Binding arbitration -- essentially government price controls -- would be catastrophic for patients. It would undercut medical innovation and bar American patients from accessing innovative treatments.
Binding arbitration was first floated by leftist health policy experts in 2008. Recently, a handful of Congressional Democrats, and even the Medicare Payment Advisory Commission (MedPAC), have voiced support for the scheme.
Binding arbitration would impact drug pricing negotiations between manufacturers and government-sponsored insurance plans, like Medicare. Currently, these parties work directly to settle price points for prescription medications.
But sometimes the government and drug makers don't agree on a price tag.

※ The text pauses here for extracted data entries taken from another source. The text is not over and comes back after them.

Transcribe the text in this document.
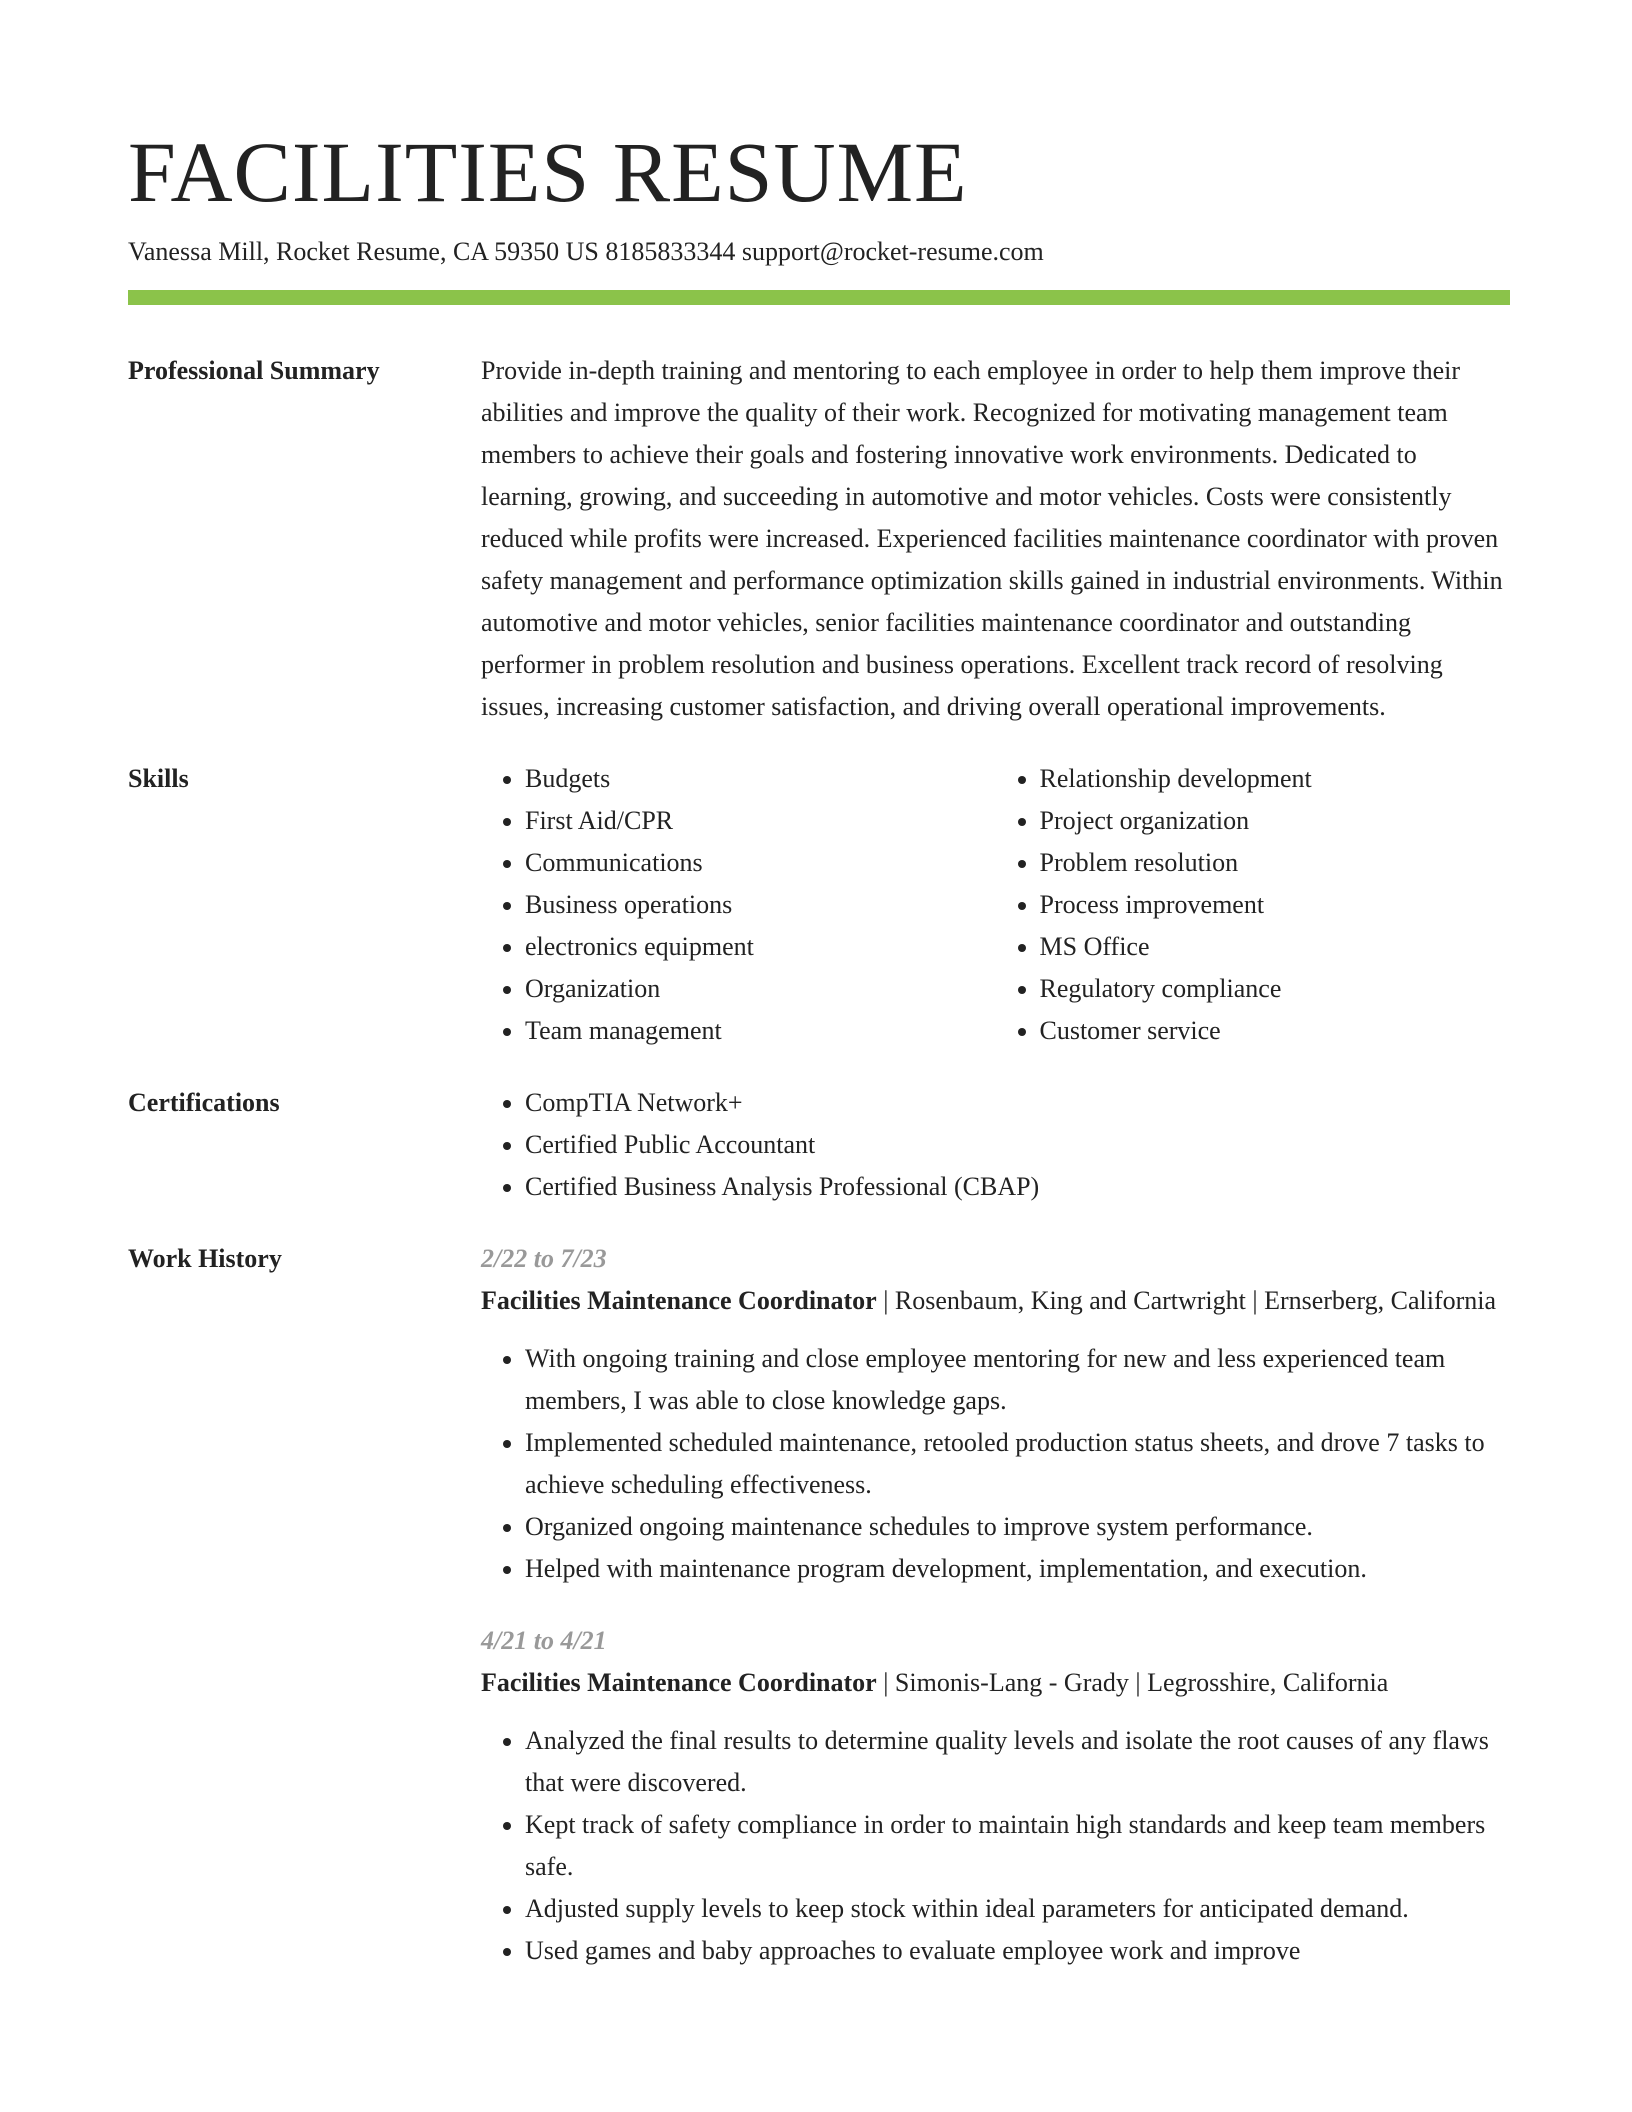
FACILITIES RESUME
Vanessa Mill, Rocket Resume, CA 59350 US 8185833344 support@rocket-resume.com
Professional Summary	Provide in-depth training and mentoring to each employee in order to help them improve their abilities and improve the quality of their work. Recognized for motivating management team members to achieve their goals and fostering innovative work environments. Dedicated to learning, growing, and succeeding in automotive and motor vehicles. Costs were consistently reduced while profits were increased. Experienced facilities maintenance coordinator with proven safety management and performance optimization skills gained in industrial environments. Within automotive and motor vehicles, senior facilities maintenance coordinator and outstanding performer in problem resolution and business operations. Excellent track record of resolving issues, increasing customer satisfaction, and driving overall operational improvements.

Skills	• Budgets
• First Aid/CPR
• Communications
• Business operations
• electronics equipment
• Organization
• Team management
• Relationship development
• Project organization
• Problem resolution
• Process improvement
• MS Office
• Regulatory compliance
• Customer service
Certifications	• CompTIA Network+
• Certified Public Accountant
• Certified Business Analysis Professional (CBAP)
Work History	2/22 to 7/23
Facilities Maintenance Coordinator | Rosenbaum, King and Cartwright | Ernserberg, California
• With ongoing training and close employee mentoring for new and less experienced team members, I was able to close knowledge gaps.
• Implemented scheduled maintenance, retooled production status sheets, and drove 7 tasks to achieve scheduling effectiveness.
• Organized ongoing maintenance schedules to improve system performance.
• Helped with maintenance program development, implementation, and execution.
4/21 to 4/21
Facilities Maintenance Coordinator | Simonis-Lang - Grady | Legrosshire, California
• Analyzed the final results to determine quality levels and isolate the root causes of any flaws that were discovered.
• Kept track of safety compliance in order to maintain high standards and keep team members safe.
• Adjusted supply levels to keep stock within ideal parameters for anticipated demand.
• Used games and baby approaches to evaluate employee work and improve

And should these two parties reach an impasse, government officials could trigger the arbitration process.
It works like this: The government appoints a neutral, third-party arbitrator to settle the dispute. Drug makers and the government would each make the case for their preferred prices to the arbitrator. And after considering arguments from both sides, the arbitrator would set the drug's price, which would be legally binding.

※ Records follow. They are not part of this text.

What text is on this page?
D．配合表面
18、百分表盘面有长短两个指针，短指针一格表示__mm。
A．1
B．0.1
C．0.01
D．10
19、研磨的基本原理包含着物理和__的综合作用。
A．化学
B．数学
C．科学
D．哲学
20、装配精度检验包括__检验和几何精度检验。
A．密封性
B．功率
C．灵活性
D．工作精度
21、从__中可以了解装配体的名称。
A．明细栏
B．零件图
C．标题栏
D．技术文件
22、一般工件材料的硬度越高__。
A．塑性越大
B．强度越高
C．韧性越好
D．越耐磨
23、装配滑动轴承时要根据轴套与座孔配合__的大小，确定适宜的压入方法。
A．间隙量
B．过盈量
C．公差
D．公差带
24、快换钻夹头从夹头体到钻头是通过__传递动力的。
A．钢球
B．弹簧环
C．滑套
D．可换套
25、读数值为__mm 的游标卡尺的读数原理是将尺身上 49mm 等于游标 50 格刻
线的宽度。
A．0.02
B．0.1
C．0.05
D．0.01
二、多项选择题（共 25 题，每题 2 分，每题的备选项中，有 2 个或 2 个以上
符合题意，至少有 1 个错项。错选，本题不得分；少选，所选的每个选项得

But arbitrators are far from the neutral mediators they're made out to be.
For starters, arbitrators aren't accountable to the public. They are unelected officials given exorbitant authority to set drug prices.

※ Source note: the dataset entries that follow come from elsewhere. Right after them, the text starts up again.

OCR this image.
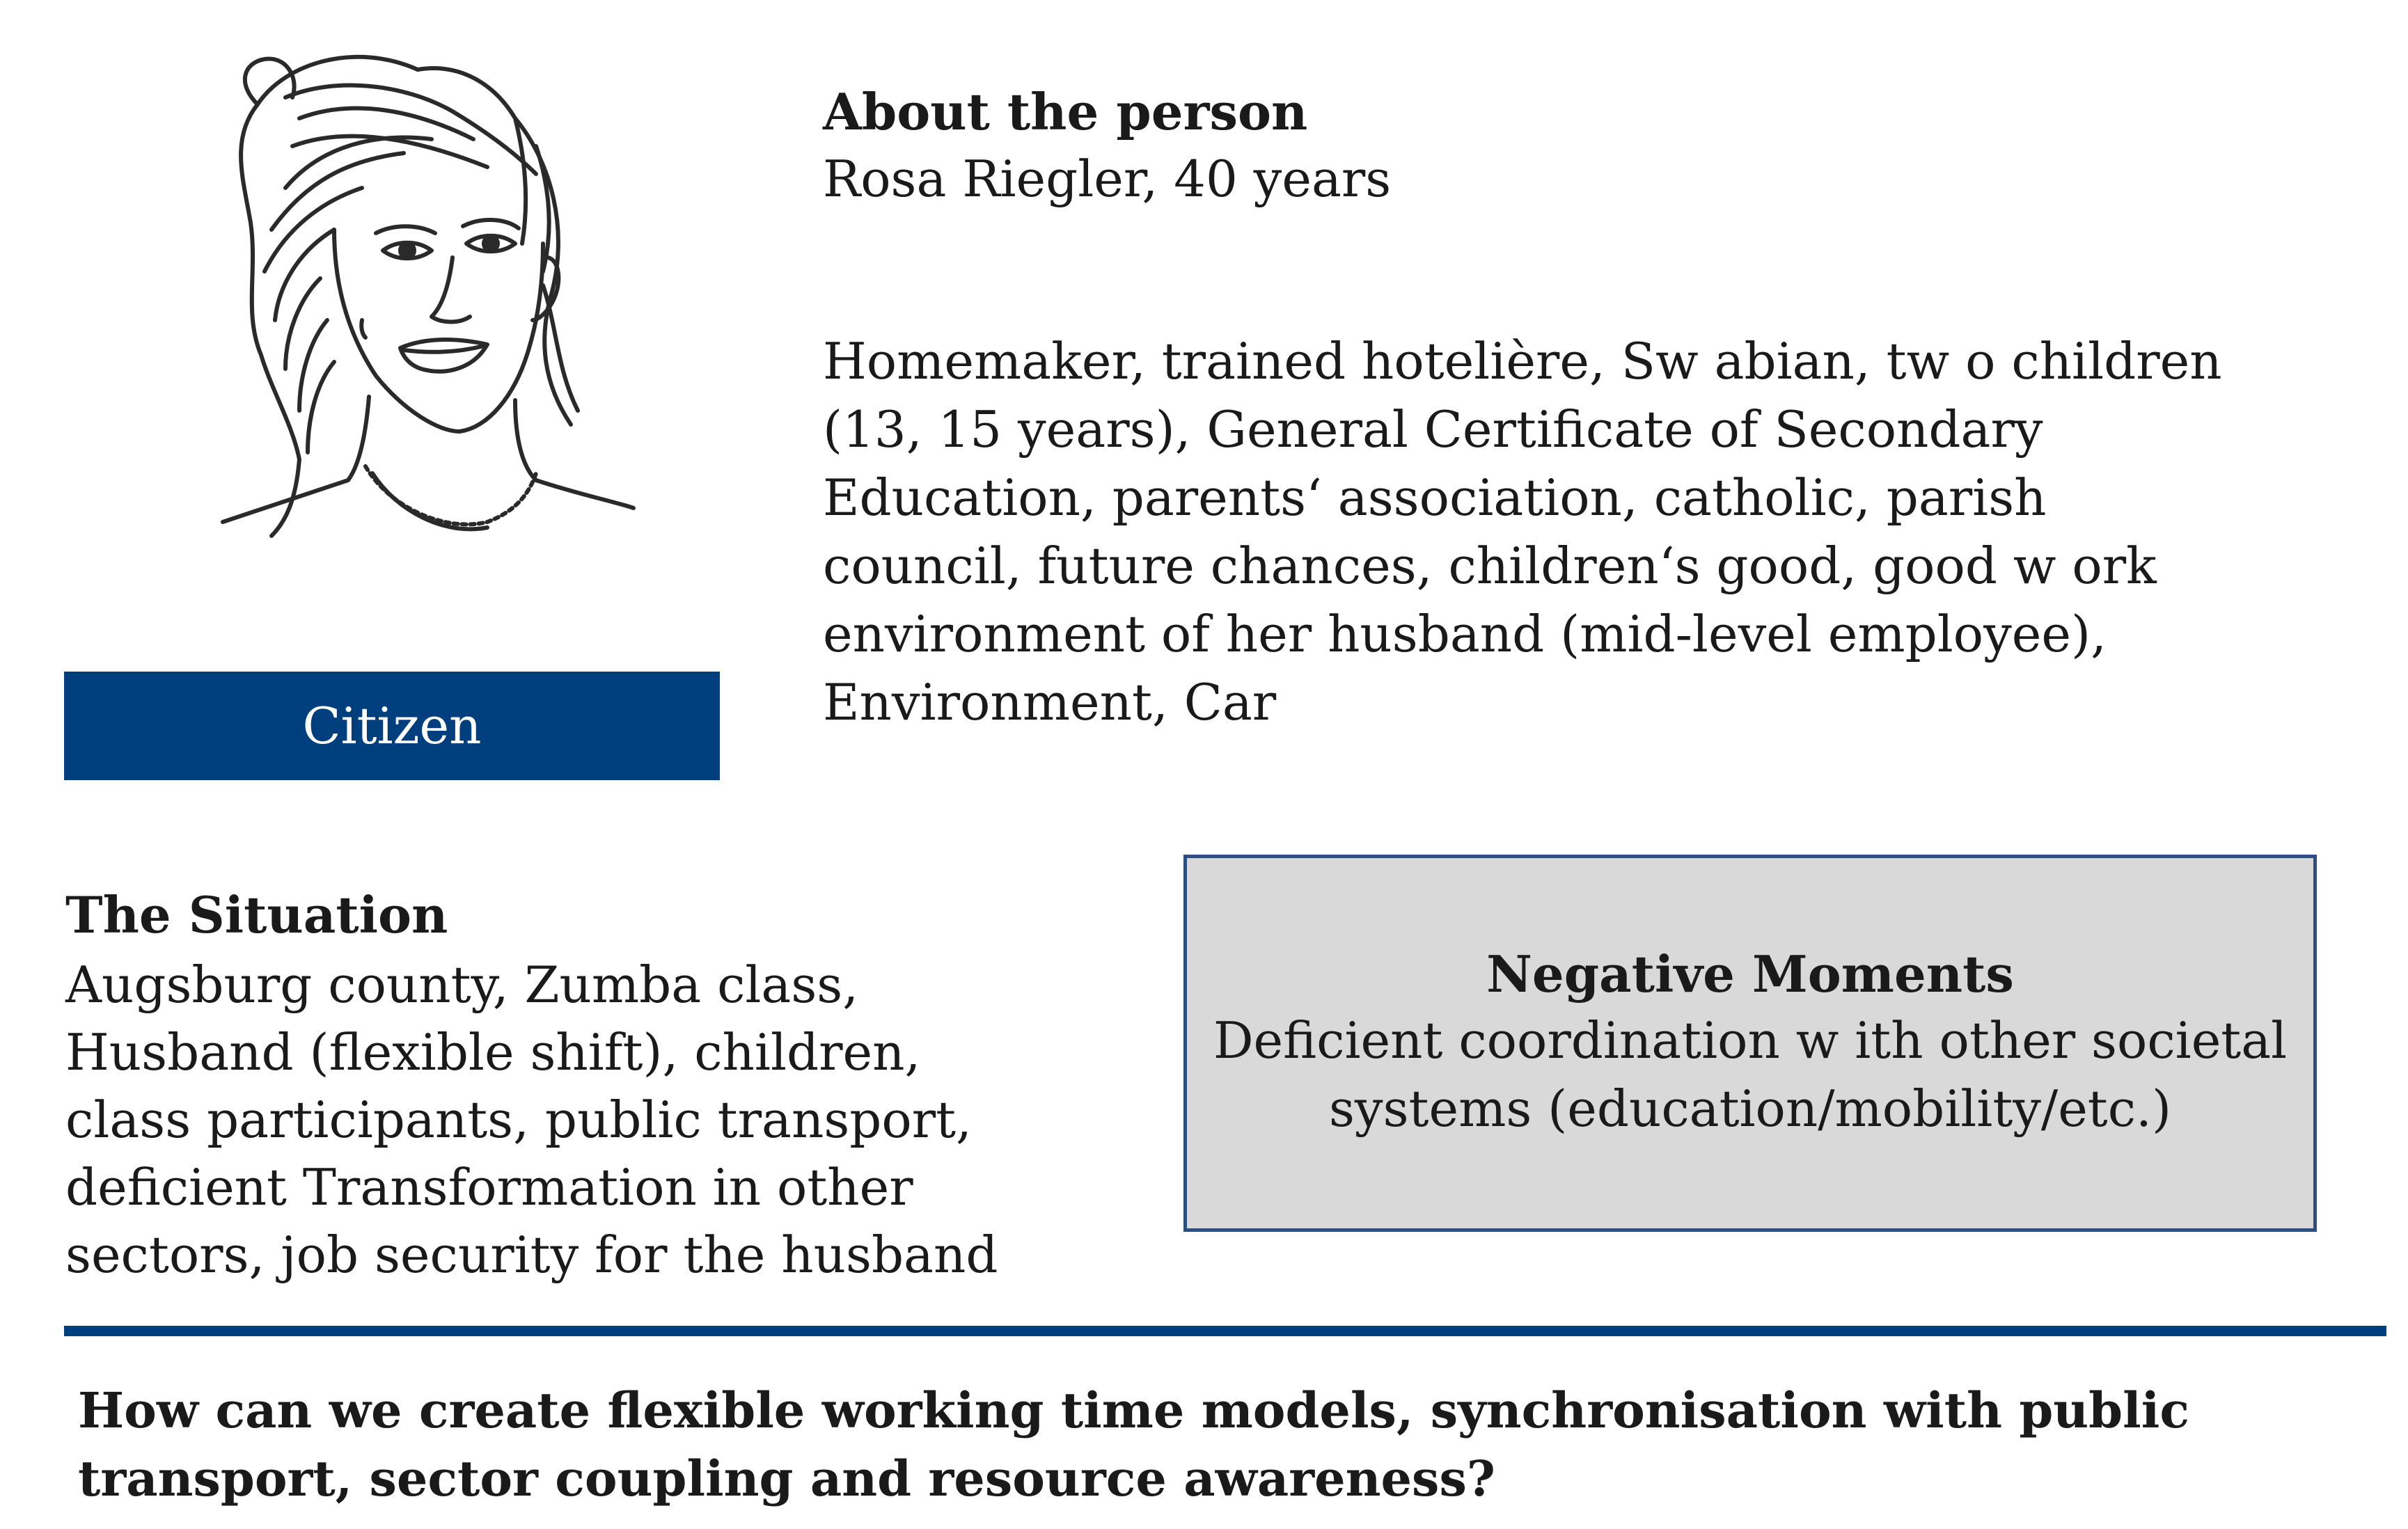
Citizen
About the person
Rosa Riegler, 40 years
Homemaker, trained hotelière, Sw abian, tw o children
(13, 15 years), General Certificate of Secondary
Education, parents‘ association, catholic, parish
council, future chances, children‘s good, good w ork
environment of her husband (mid-level employee),
Environment, Car
The Situation
Augsburg county, Zumba class,
Husband (flexible shift), children,
class participants, public transport,
deficient Transformation in other
sectors, job security for the husband
Negative Moments
Deficient coordination w ith other societal
systems (education/mobility/etc.)
How can we create flexible working time models, synchronisation with public
transport, sector coupling and resource awareness?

Just as problematic, arbitration is really just a front for government price controls. The government has the power to appoint arbitrators without any input from drug companies.
Put differently, instead of capping drug prices directly, the government merely appoints someone else to do their bidding.
Price controls in any form pose a grave risk to patients. Consider that it takes an average $2.6 billion and 10 to 15 years to create a single new medicine. Investors undertake risky projects knowing they can recoup their upfront costs on the rare chance they successfully bring a new cure to market.
Price controls all but ensure that investors never profit. The government would undercut innovators by lowballing new medicines. So investors would hemorrhage large sums of cash in every research project. And as the model becomes unstainable, investors will wisely funnel their money elsewhere.
Less money flowing into pharmaceutical R&D means fewer new medicines for American patients.
That's terrible news for Americans suffering from chronic diseases. Today, sixty percent of the United States' adult population has one chronic condition. Forty percent have two or more. That makes chronic disease the leading cause of death and disability in America.
America can't afford for the government to stomp out medical innovation. But that's exactly what would happen with binding arbitration policies. For the sake of patients, let's hope lawmakers on both sides of the aisle abandon the proposal immediately.
Peter J. Pitts, a former Food and Drug Administration associate commissioner, is president of the Center for Medicine in the Public Interest.